SRI and Content Security Policy (CSP)
SRI and CSP are complementary, not redundant. CSP says "only scripts from this list of origins are allowed to run". SRI says "and that script must match this exact hash". Together they form a defense-in-depth approach: CSP blocks unknown origins; SRI blocks tampering with known origins. A CSP with script-src 'self' https://trusted-cdn.com says "we trust trusted-cdn.com"; adding SRI hashes to your scripts on trusted-cdn.com narrows that trust to specific file versions.

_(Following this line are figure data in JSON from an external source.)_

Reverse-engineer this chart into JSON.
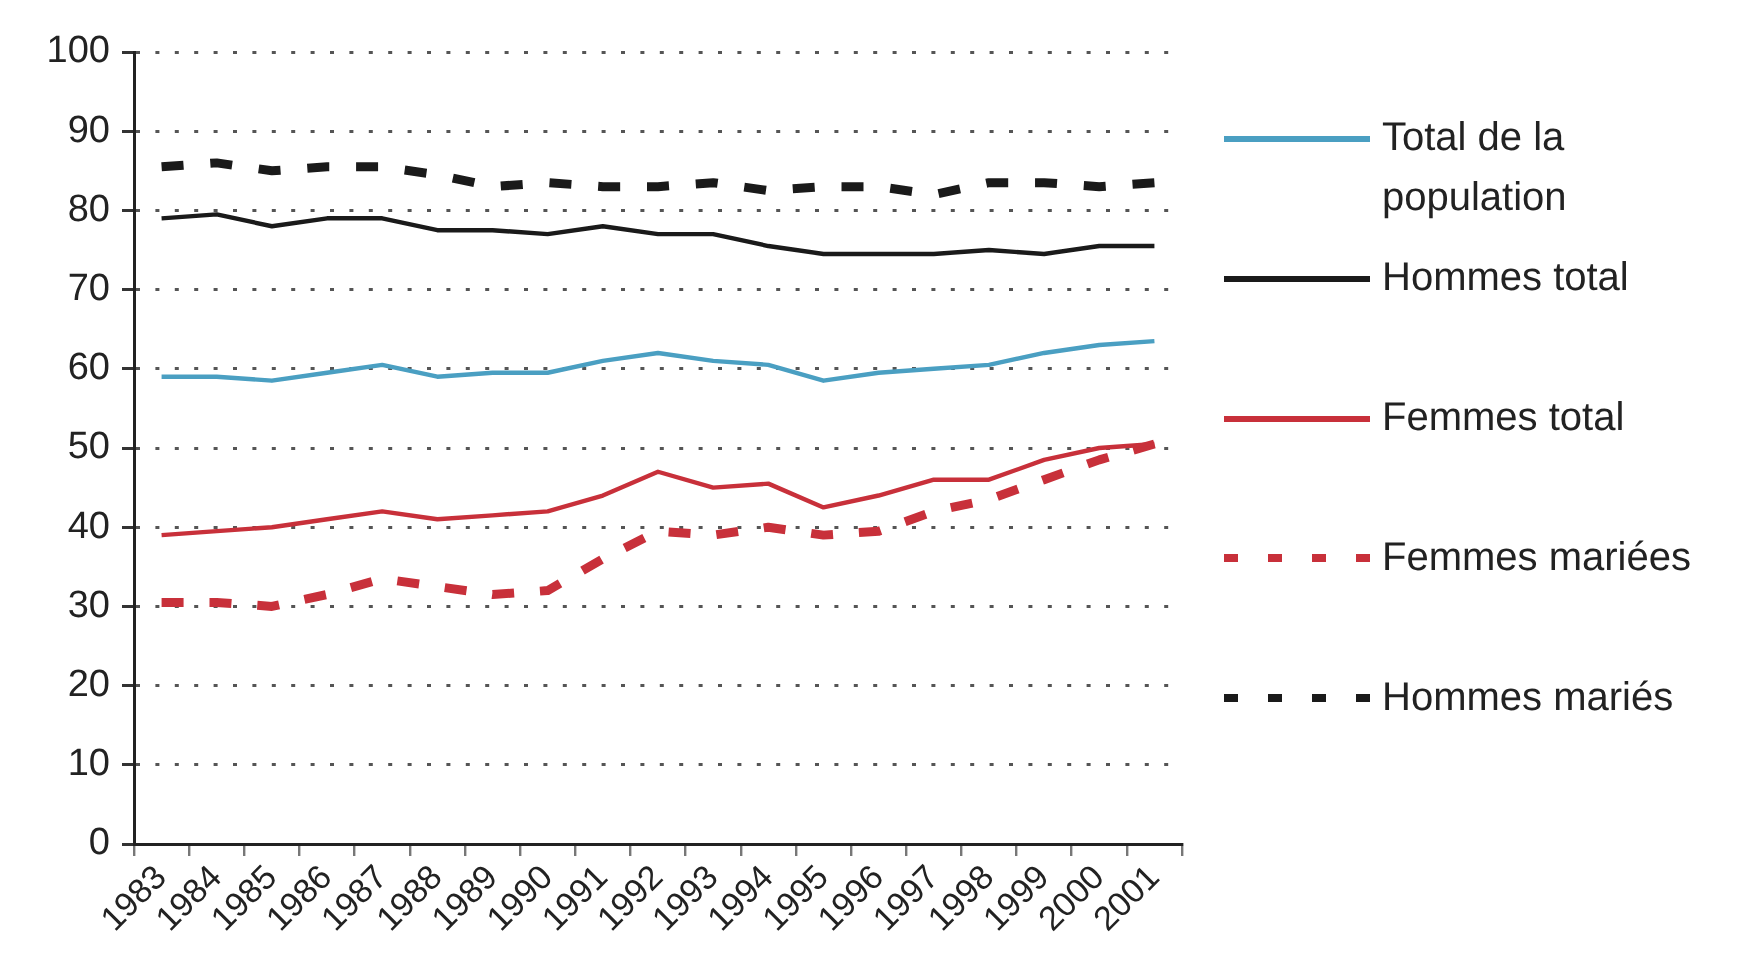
{
  "chart_data": {
    "type": "line",
    "categories": [
      "1983",
      "1984",
      "1985",
      "1986",
      "1987",
      "1988",
      "1989",
      "1990",
      "1991",
      "1992",
      "1993",
      "1994",
      "1995",
      "1996",
      "1997",
      "1998",
      "1999",
      "2000",
      "2001"
    ],
    "series": [
      {
        "name": "Total de la population",
        "color": "#4a9fc2",
        "line_style": "solid",
        "values": [
          59,
          59,
          58.5,
          59.5,
          60.5,
          59,
          59.5,
          59.5,
          61,
          62,
          61,
          60.5,
          58.5,
          59.5,
          60,
          60.5,
          62,
          63,
          63.5
        ]
      },
      {
        "name": "Hommes total",
        "color": "#1a1a1a",
        "line_style": "solid",
        "values": [
          79,
          79.5,
          78,
          79,
          79,
          77.5,
          77.5,
          77,
          78,
          77,
          77,
          75.5,
          74.5,
          74.5,
          74.5,
          75,
          74.5,
          75.5,
          75.5
        ]
      },
      {
        "name": "Femmes total",
        "color": "#c8303a",
        "line_style": "solid",
        "values": [
          39,
          39.5,
          40,
          41,
          42,
          41,
          41.5,
          42,
          44,
          47,
          45,
          45.5,
          42.5,
          44,
          46,
          46,
          48.5,
          50,
          50.5
        ]
      },
      {
        "name": "Femmes mariées",
        "color": "#c8303a",
        "line_style": "dashed",
        "values": [
          30.5,
          30.5,
          30,
          31.5,
          33.5,
          32.5,
          31.5,
          32,
          36,
          39.5,
          39,
          40,
          39,
          39.5,
          42,
          43.5,
          46,
          48.5,
          50.5
        ]
      },
      {
        "name": "Hommes mariés",
        "color": "#1a1a1a",
        "line_style": "dashed",
        "values": [
          85.5,
          86,
          85,
          85.5,
          85.5,
          84.5,
          83,
          83.5,
          83,
          83,
          83.5,
          82.5,
          83,
          83,
          82,
          83.5,
          83.5,
          83,
          83.5
        ]
      }
    ],
    "ylim": [
      0,
      100
    ],
    "yticks": [
      0,
      10,
      20,
      30,
      40,
      50,
      60,
      70,
      80,
      90,
      100
    ],
    "grid": "y",
    "legend": "right"
  }
}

The draft require-sri-for script CSP directive would enforce that every cross-origin script must have an integrity attribute, browser-level. As of 2026 it has limited support but is the direction the standard is heading.
What InspectWP checks
The Security section of every InspectWP report inspects external script and stylesheet tags and reports which ones include integrity attributes and which do not. Missing SRI on a script from a third-party CDN is flagged as a low-to-medium severity finding, depending on context. A login or checkout page loading external JavaScript without SRI is a higher-priority warning. The report also flags malformed integrity values (wrong algorithm prefix, invalid base64) which can give a false sense of protection while actually being ignored by the browser. SRI is one of those measures where the existence of the attribute matters less than its correctness; a wrong hash is functionally equivalent to no hash because the browser still rejects mismatches, but a missing crossorigin attribute makes the whole check silent.